If you’ve finished your TMS course and want a plan for what comes next, we’d love to talk it through with you. You can book a post-course consultation with Nushama anytime.
FAQs
How long do TMS results typically last after a full course?
For most people who respond, the benefits last at least a year. In the largest study we have (Janicak et al., 2014), about 62% of initial responders were still feeling the benefit at 12 months. How long your own response lasts depends on a few things: whether you reached full remission, your depression history, and the post-course plan you put in place.
Does TMS need to be repeated?
It depends on your individual response. Some people sustain their gains without additional sessions. Others benefit from periodic maintenance treatments or, if symptoms return fully, a re-course of 20 to 30 sessions. Re-treatment tends to work faster than the initial course.
What is maintenance TMS?
Maintenance TMS refers to scheduled follow-up sessions after an initial course, designed to sustain your response and reduce the risk of relapse. Protocols vary but may include monthly single sessions, quarterly clusters, or annual brief re-courses. Research by Philip et al. (2016) and Richieri et al. (2013) suggests maintenance sessions can meaningfully reduce the risk of relapse compared to no additional treatment.
Can ketamine or Spravato help if TMS benefits start to fade?
Yes.
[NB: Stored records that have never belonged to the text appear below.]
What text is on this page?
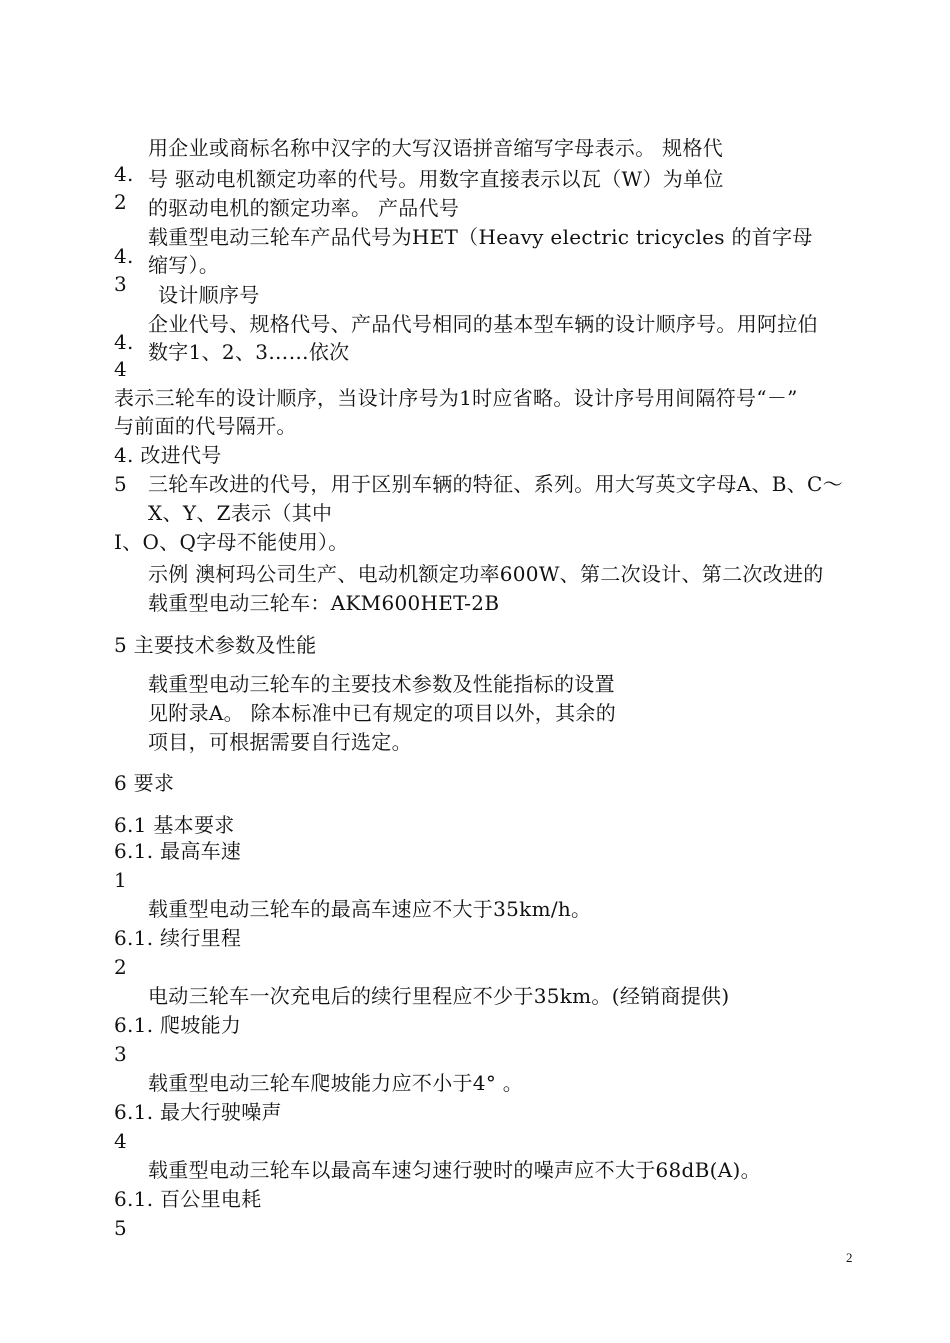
用企业或商标名称中汉字的大写汉语拼音缩写字母表示。 规格代
4. 号 驱动电机额定功率的代号。用数字直接表示以瓦（W）为单位
2 的驱动电机的额定功率。 产品代号
载重型电动三轮车产品代号为HET（Heavy electric tricycles 的首字母
4. 缩写）。
3 设计顺序号
企业代号、规格代号、产品代号相同的基本型车辆的设计顺序号。用阿拉伯
4. 数字1、2、3……依次
4
表示三轮车的设计顺序，当设计序号为1时应省略。设计序号用间隔符号“－”
与前面的代号隔开。
4. 改进代号
5 三轮车改进的代号，用于区别车辆的特征、系列。用大写英文字母A、B、C～
X、Y、Z表示（其中
I、O、Q字母不能使用）。
示例 澳柯玛公司生产、电动机额定功率600W、第二次设计、第二次改进的
载重型电动三轮车：AKM600HET-2B
5 主要技术参数及性能
载重型电动三轮车的主要技术参数及性能指标的设置
见附录A。 除本标准中已有规定的项目以外，其余的
项目，可根据需要自行选定。
6 要求
6.1 基本要求
6.1. 最高车速
1
载重型电动三轮车的最高车速应不大于35km/h。
6.1. 续行里程
2
电动三轮车一次充电后的续行里程应不少于35km。(经销商提供)
6.1. 爬坡能力
3
载重型电动三轮车爬坡能力应不小于4° 。
6.1. 最大行驶噪声
4
载重型电动三轮车以最高车速匀速行驶时的噪声应不大于68dB(A)。
6.1. 百公里电耗
5
2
Rapid-acting treatments like IV ketamine or Spravato (esketamine) can stabilize mood within days, serving as a bridge while a TMS re-course is scheduled. The SUSTAIN-1 trial (Daly et al., 2019) found that esketamine plus an oral antidepressant reduced relapse risk by 51% for people in stable remission and by 70% for those in stable response. Practices that offer both TMS and ketamine-based treatments in the same place can make this transition particularly smooth.
How will I know if my TMS response is fading?
Common early signals include changes in sleep quality, reduced energy, difficulty concentrating, loss of interest in activities, and social withdrawal. Tracking these weekly can help you and your clinician catch a dip before it becomes a full relapse.